Вообще гомеровские греки – очень чувствительные люди. Герои то и дело принимаются плакать, рвать на себе одежды и посыпать голову прахом. Они иначе не могут выразить своих переживаний. Для этого у них не хватает слов. Слова же они произносят в длиннейших дипломатических приветствиях, восхвалениях и обличениях, а также для изложения различных рассказов. Они долго и увлеченно говорят, но это речи рациональные, где про свои чувства упоминать не принято. Чувство подразумевается разве что в описании действий.
Риторика и война – вот главное для гомеровских греков. Причем и в речи, и в описании сражений присутствует натурализм, который в более утонченные эпохи мог казаться разве что грубостями отдаленных времен, когда смертельные ранения на поле битвы можно было смаковать, и при этом никто не видел в этом дурного тона. Как и в мифе, в древнем эпосе на передний план выступает отчетливо ощущаемое «я хочу». Поздние слушатели гомеровских поэм не могли выразить свое желание (богатства, достатка, смерти врага и так далее) столь откровенно, и поэтому восторгались героями Гомера.

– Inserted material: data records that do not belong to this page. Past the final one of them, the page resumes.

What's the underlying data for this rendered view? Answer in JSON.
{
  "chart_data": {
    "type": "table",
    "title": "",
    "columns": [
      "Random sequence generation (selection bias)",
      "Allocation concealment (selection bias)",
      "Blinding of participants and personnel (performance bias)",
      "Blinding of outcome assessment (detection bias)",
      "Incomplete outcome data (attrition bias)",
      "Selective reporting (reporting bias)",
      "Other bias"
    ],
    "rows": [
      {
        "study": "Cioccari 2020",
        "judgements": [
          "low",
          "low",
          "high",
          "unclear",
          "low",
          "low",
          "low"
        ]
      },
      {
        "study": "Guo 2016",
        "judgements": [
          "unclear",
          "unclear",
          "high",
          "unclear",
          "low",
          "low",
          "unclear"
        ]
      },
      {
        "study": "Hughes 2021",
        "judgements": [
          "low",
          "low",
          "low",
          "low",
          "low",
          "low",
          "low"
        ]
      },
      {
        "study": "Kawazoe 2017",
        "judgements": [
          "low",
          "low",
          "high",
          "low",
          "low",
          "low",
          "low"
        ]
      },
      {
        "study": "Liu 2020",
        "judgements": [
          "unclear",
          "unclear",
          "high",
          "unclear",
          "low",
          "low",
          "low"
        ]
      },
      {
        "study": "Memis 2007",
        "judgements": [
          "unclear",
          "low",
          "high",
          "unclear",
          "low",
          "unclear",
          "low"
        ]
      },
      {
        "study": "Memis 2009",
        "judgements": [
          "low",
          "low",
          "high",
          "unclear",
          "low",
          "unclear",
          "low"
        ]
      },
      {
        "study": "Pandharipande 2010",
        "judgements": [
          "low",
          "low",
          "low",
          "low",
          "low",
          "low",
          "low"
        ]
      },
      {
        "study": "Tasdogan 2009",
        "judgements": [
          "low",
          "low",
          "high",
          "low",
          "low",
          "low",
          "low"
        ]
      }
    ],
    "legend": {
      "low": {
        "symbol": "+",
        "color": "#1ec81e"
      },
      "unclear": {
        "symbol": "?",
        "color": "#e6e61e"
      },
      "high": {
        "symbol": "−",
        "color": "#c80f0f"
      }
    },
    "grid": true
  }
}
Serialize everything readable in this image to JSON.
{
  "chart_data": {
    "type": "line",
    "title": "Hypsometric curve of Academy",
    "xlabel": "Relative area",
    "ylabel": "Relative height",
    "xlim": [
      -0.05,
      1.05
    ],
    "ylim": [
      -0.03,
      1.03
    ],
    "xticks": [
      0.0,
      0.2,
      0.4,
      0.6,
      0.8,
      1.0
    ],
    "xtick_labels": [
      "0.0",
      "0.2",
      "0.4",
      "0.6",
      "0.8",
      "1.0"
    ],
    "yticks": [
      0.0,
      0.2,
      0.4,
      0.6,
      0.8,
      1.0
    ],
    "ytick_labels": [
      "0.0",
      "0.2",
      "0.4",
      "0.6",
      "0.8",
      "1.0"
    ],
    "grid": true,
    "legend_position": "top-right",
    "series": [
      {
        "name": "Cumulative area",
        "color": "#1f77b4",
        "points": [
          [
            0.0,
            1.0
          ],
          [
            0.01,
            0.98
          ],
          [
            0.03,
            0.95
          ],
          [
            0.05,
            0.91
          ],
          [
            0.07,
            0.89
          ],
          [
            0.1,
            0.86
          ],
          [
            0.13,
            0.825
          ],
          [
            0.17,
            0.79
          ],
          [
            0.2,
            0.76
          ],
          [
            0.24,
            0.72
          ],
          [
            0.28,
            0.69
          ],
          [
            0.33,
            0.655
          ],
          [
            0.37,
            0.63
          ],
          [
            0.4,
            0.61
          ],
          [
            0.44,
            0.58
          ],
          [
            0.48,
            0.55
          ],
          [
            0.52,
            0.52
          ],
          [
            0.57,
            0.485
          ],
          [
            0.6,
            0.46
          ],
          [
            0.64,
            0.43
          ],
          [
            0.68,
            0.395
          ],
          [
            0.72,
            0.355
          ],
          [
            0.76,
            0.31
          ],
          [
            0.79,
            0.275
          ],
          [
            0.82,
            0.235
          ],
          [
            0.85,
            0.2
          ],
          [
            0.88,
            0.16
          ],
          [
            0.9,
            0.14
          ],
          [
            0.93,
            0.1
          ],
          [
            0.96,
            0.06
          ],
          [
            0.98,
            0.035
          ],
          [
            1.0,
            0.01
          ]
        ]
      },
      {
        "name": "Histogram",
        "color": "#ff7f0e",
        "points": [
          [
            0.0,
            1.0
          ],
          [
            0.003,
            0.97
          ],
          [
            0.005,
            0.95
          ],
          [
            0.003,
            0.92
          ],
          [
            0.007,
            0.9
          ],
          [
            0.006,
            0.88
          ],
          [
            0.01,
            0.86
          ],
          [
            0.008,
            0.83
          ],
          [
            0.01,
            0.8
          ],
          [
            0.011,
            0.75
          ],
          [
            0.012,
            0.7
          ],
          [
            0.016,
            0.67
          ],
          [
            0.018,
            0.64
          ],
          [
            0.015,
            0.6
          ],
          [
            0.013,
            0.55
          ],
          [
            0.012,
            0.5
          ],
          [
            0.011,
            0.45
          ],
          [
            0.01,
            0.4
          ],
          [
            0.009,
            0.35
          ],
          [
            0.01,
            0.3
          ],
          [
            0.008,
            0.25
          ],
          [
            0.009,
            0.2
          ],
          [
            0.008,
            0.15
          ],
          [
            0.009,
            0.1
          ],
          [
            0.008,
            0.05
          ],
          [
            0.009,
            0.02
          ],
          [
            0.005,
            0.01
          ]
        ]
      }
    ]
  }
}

Можно сказать, что гомеровская Эллада отличается от классической очень существенно. Проведем аналогию: другой язык и другая культура, но общий культ связывает Византию и Россию. То же можно сказать о древних греках Троянского периода и посттроянских времен.
Боги ахейцев
Древнегреческая религиозность, выраженная в трепетании перед хтоническими существами, отражена в древнегреческих мифах. Но уже у Гомера они выглядят анахронизмом – скорее чудесной сказкой. И лишь изредка эпическая картина истории подхватывает хтонические (земнорожденные) черты божеств из глубокой древности: мощь Афины, под которой скрипит колесница Диомеда, ужасный крик Распри, сзывающей воинов на бой, крик Ареса мощностью в 10 тысяч глоток, совместный крик Ареса и Афины, разгоняющий войско, размеры раненного Ареса, который, упав на землю, занял семь гектар.
В остальном же хтонические существа – вроде Сциллы и Харибды – присутствуют в сказочных сюжетах, которые носят уже не религиозный, а развлекательный характер. Притом что эпос представляет их реально (как и все прочие чудесные события), но никто не обязывает верить всем тем картинам, которые рисует своим изощренным слогом хитроумный Одиссей.
Вопрос о происхождении ужасных образов божеств либо обходится стороной, либо разрешается в примитивно материалистическом духе: люди не понимали явления природы и боялись их, а потому придумали им чудесные объяснения. Якобы, ужасающие образы могут избавить от психоза, заместив ужасающие события! На самом деле, ужасные существа, о которых рассказывают сказки, не объясняют явления природы, а позволяют их пережить. Сказочные образы смягчают ужасы, потому что любое ужасное существо имеет некую слабину, и его можно победить. Отсюда и рождаются героические сюжеты. Образы отпечатываются в сознании как реплики действительности, и это сознание придумывает, как разрешить проблему – принять ужасный образ так, чтобы он не сводил с ума. И оставлял шанс на победу.
Откуда само состояние ужаса у древнего человека? Если он – дитя природы, то его реакции на повторяющиеся события мало чем отличаются от тех, что имеются у зверей. У зверей ужас возникает только от редких катастрофических событий. Вероятно, и человек реагирует сходным образом, но дополняя свою реакцию образным рядом, который передается из поколения в поколение как напоминание о возможной опасности самого крайнего свойства. Но также и на возможность спасения от нее.
Редкие и смертельно пугающие людей события – это особенно мощные природные явления (штормы, бури, землетрясения, извержения вулканов), а также появление особо крупных или необычных представителей фауны. Классические греки относились к бедствиям как к воле богов, но не как к явлению хтонических существ. В их сознании не появляются демоны, пугающие даже самим напоминанием о неких прежних катастрофах. Но все это есть в гомеровской архаике – как довольно смутное и уже нестрашное воспоминание.